THE DETAILS: Gypsy Mint Stencil Co. Subway Tile, $46, gypsymint.com.
 
Benjamin Moore Regal Select Pearl Finish interior paint, in China White, Temptation, and Coral Bronze, benjaminmoore.com. Dunberry Hill Designs primed floorcloth, 4" by 6", from $8 per sq. ft., dunberryhilldesigns.com.

Idea no. 6

Wake Up a Wall

Transform a mantel with a striking mix of abstracts and still lifes. Prestretched canvases in unique shapes and colors (these black ones were ready-made; we painted the round one rose) set designs in sharp, stylish relief. Invest an afternoon, and you can have a whole new collection to hang.

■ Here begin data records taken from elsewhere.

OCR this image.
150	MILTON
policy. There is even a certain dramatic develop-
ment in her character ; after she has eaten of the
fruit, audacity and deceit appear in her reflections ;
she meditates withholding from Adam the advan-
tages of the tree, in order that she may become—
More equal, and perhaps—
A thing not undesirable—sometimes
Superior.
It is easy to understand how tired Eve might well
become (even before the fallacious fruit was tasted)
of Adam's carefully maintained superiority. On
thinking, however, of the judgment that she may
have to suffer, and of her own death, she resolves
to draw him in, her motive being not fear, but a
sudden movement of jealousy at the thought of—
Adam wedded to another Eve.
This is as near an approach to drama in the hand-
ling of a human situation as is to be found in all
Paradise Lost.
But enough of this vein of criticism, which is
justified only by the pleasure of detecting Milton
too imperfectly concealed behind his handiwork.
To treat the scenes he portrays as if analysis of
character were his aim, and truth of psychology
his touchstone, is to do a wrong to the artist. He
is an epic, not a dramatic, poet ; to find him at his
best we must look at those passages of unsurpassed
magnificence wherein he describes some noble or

THE DETAILS: (clockwise from top left): Cutting Edge Stencils Myriad Allover, $40, cuttingedgestencils.com. Alabama Chanin June's Spring, $90, alabamachanin.com. StencilGirl Products Daisy Wildflowers, $35; and Bali Love and Spring Fling (combined on canvas at lower left), $14 each, stencilgirlproducts.com.
 
Martha Stewart multi-surface satin acrylic craft paint, in Beetle Black and Wedding Cake, $2.50 for 2 oz., michaels.com. Benjamin Moore interior paint, in Pink Buff, benjaminmoore.com. Blick Studio black cotton canvas, from $8.50 for 16" by 20"; and Fredrix round cotton canvas, from $16 for 16" diameter, dickblick.com.

Idea no. 7

Bathe in Beauty

Dot-dot-dot your way down a shower curtain, and traditional black-and-white floor tiles become part of a crisp, cohesive palette in your bathroom. Like a canvas tote, cotton duck cloth has a smooth weave that makes for fail-safe stenciling; for this design, employ a small pouncer, and stipple sparingly. Also, choose a paint you can heat-set with an iron, so the finished work is splashproof.

THE DETAILS: Gypsy Mint Stencil Co. Polka Dot Drop Down, $46, gypsymint.com.
 
Jacquard Textile Colors fabric paint, in Black, $11 for 8 oz., dickblick.com. Vermont Country Store cotton-duck shower curtain, in White, $55, vermontcountrystore.com.